Подошел к Давлетову вплотную, повел четко вылепленным носом.

— Жена у меня, — повторил Давлетов. — У КПП сидит.

— Ты что, лейтенант, рехнулся?

Давлетов растерянно молчал.

— Какого лешего на Маньчжурку ее приволок? Жилья здесь нет.

Майор еще раз повел носом, отвернулся от Давлетова, заходил взад-вперед, ступая по ковровой дорожке зеркальными хромачами.

— Ну, и лейтенанты пошли! Не успела женилка вырасти, жену подавай! — повернулся к Халиулу: — Что, сперма в мозги бросилась?

— Так точно, — плохо соображая, ответил Халиул.

— Правильно делаешь, что соглашаешься. Перечить начальству — что мочиться против ветра… Как твоя фамилия, говоришь?

— Давлетов.

— Твой объект, Давлетов — ИсСо-3. К сроку не сдашь, штаны спущу и набью морду, понял?.. Тут с вашей роты на продскладе машина. Грузи жену, и отправляйтесь. Разбирайся на месте!

Райхан ничего не сказала, но, видно, почуяла растерянность родимого супруга, погладила тихонько его руку. Он бодренько сказал:

— Все в порядке.

Но не стало больше того Халиула, что гордо восседал в тарантасе и по-хозяйски прижимал невесту. Неуверенность постучалась в его душу. Нет, он не надломился в тот день, но словно бы ощутил на себе преследующий взгляд, отчего хотелось обернуться, укрыться за плотной дверью… Так бывает с незащищенными душами, на них всегда остаются заметные следы от окрика, от угрозы и даже от идиотского: «Сниму штаны и набью морду»…

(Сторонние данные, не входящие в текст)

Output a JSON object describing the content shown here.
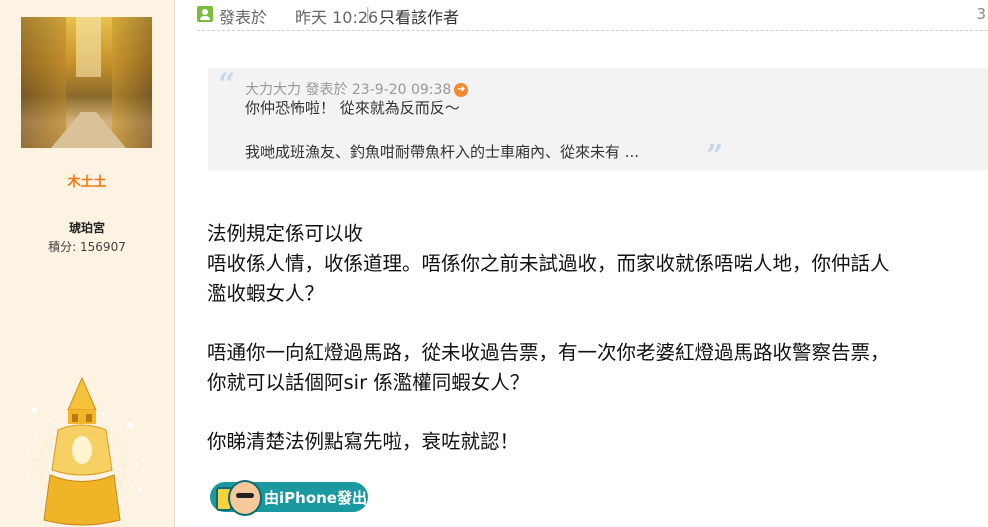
{
  "author": {
    "username": "木土土",
    "group": "琥珀宮",
    "points_label": "積分:",
    "points_value": "156907"
  },
  "post_header": {
    "posted_label": "發表於",
    "posted_time": "昨天 10:26",
    "separator": "|",
    "only_author_link": "只看該作者",
    "floor_number": "3"
  },
  "quote": {
    "meta": "大力大力 發表於 23-9-20 09:38",
    "line1": "你仲恐怖啦！ 從來就為反而反～",
    "line2": "我哋成班漁友、釣魚咁耐帶魚杆入的士車廂內、從來未有 ...",
    "open_mark": "“",
    "close_mark": "”"
  },
  "body": {
    "p1": "法例規定係可以收",
    "p2": "唔收係人情，收係道理。唔係你之前未試過收，而家收就係唔啱人地，你仲話人",
    "p3": "濫收蝦女人？",
    "p4": "唔通你一向紅燈過馬路，從未收過告票，有一次你老婆紅燈過馬路收警察告票，",
    "p5": "你就可以話個阿sir 係濫權同蝦女人？",
    "p6": "你睇清楚法例點寫先啦，衰咗就認！"
  },
  "device_badge": {
    "text": "由iPhone發出"
  },
  "colors": {
    "sidebar_bg": "#fdf3e3",
    "username": "#f07a0e",
    "quote_bg": "#f3f3f3",
    "badge_bg": "#1a9aa0"
  }
}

Однако все худо-бедно устроилось. Ротный, плешивый и неказистый капитан, с колодками фронтовых наград, сказал Халиулу:

— Не горюй, Давлетов. Видал за крайней палаткой вагон на полозьях? Бесхозный вагон. Старшина у геологов на бутылку спирта выменял, теперь там барахло держит. — Он снял телефонную трубку, приказал не по-приказному: — Старшину ко мне!

Тот вошел без стука.

— Помочь человеку надо, Егор Лукич, — кивнул на Давлетова ротный. — С женой приехал. Женщине спать негде. Имущество в старую будку перетащишь.

Старшина скрипуче согласился и вышел.

— Вот и уладилось, Давлетов, — сказал ротный. — Обустраивайтесь. Сутки на это дело. Мосток твой недалеко, километров восемь. Для молодых ног — ерунда. Раза три в неделю будешь проведывать жену…

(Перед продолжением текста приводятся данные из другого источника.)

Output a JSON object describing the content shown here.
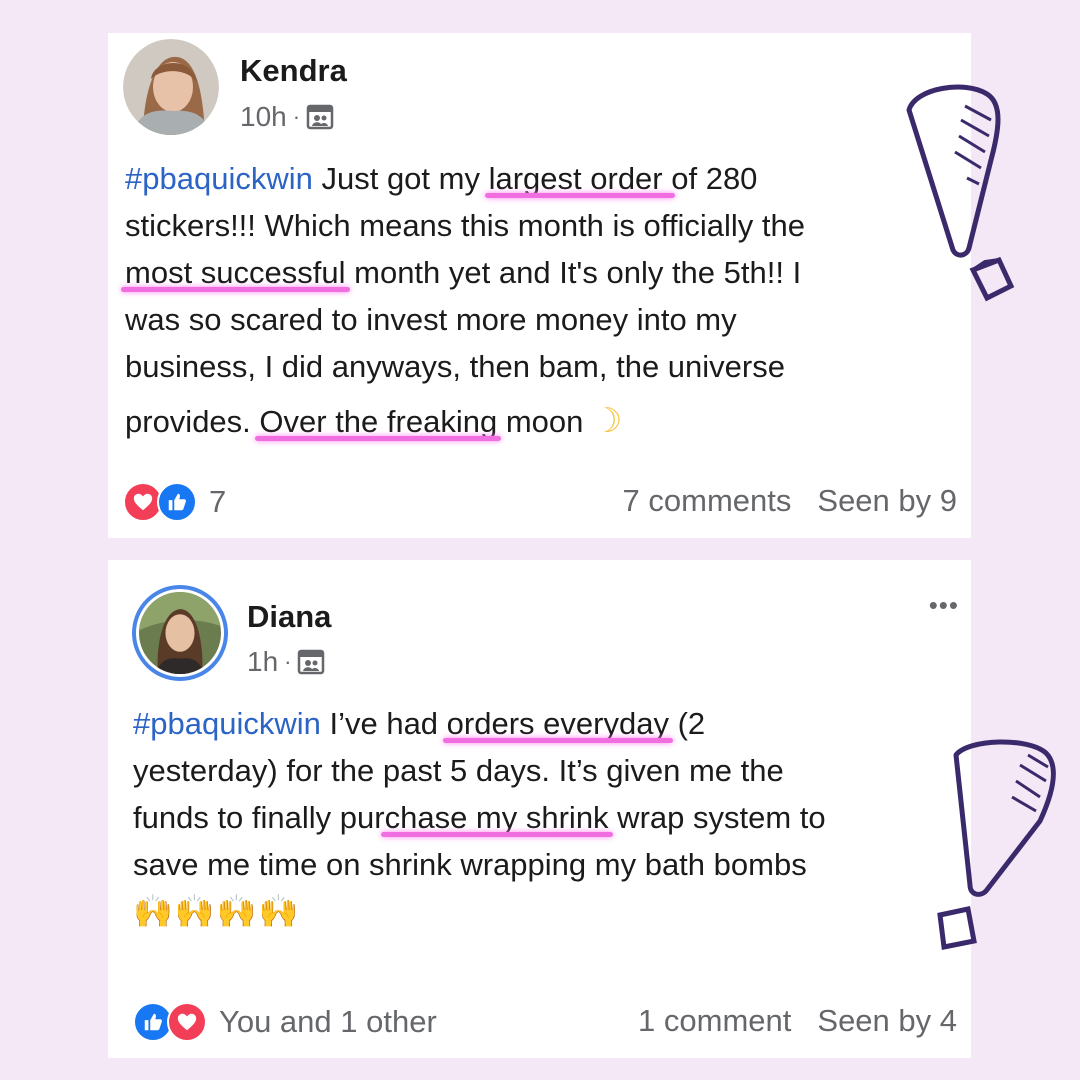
{
  "posts": [
    {
      "author": "Kendra",
      "time": "10h",
      "dot": "·",
      "lines": [
        [
          "#pbaquickwin",
          " Just got my ",
          "largest order ",
          "of 280"
        ],
        [
          "stickers!!! Which means this month is officially the"
        ],
        [
          "most successful",
          " month yet and It's only the 5th!! I"
        ],
        [
          "was so scared to invest more money into my"
        ],
        [
          "business, I did anyways, then bam, the universe"
        ],
        [
          "provides. ",
          "Over the freaking",
          " moon "
        ]
      ],
      "emoji": "☽",
      "reaction_count": "7",
      "comments": "7 comments",
      "seen_by": "Seen by 9"
    },
    {
      "author": "Diana",
      "time": "1h",
      "dot": "·",
      "more": "•••",
      "lines": [
        [
          "#pbaquickwin",
          " I’ve had ",
          "orders everyday",
          " (2"
        ],
        [
          "yesterday) for the past 5 days. It’s given me the"
        ],
        [
          "funds to finally pur",
          "chase my shrink",
          " wrap system to"
        ],
        [
          "save me time on shrink wrapping my bath bombs"
        ]
      ],
      "emoji": "🙌🙌🙌🙌",
      "reactions_label": "You and 1 other",
      "comments": "1 comment",
      "seen_by": "Seen by 4"
    }
  ],
  "colors": {
    "background": "#f5e8f6",
    "hashtag": "#2c64c6",
    "highlight": "#f06ee0",
    "like_blue": "#1877f2",
    "love_red": "#f33e58",
    "doodle": "#3b2a6b"
  },
  "icons": [
    "profile-photo-icon",
    "group-icon",
    "love-reaction-icon",
    "like-reaction-icon",
    "more-options-icon",
    "crescent-moon-icon",
    "raised-hands-icon",
    "exclamation-doodle-icon"
  ]
}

Райхан, когда узнала, что Халиул не каждую ночь сможет ночевать дома, замотала головой: нет, нет, я с тобой! А куда «с тобой»? В палатку с солдатами?..

Она завздыхала, затем как-то вмиг успокоилась, вооружилась выпрошенной у «дяди Егора» шваброй и стала наводить в вагончике уют.

Когда через трое суток Халиул прибежал к Райхан, то не узнал своего жилья. Все было вычищено, выскоблено, подкрашено. У стены притулился широкий топчан, заправленный цветастым покрывалом с двумя подушками под кружевными накидками. На вагонных окошках висели марлевые занавески.

— Ужин горячий, Халиул. Айда умываться, солью тебе из ковшика.

За ужином Райхан спросила:

— Летающий Вагон у тебя был?

— Разве вагоны летают? — мягко вразумил он жену. — Летают вертолеты.

— Нет — возразила она. — Так вашего командира батальона, майора, зовут. Мне старшина дядя Егор сказал…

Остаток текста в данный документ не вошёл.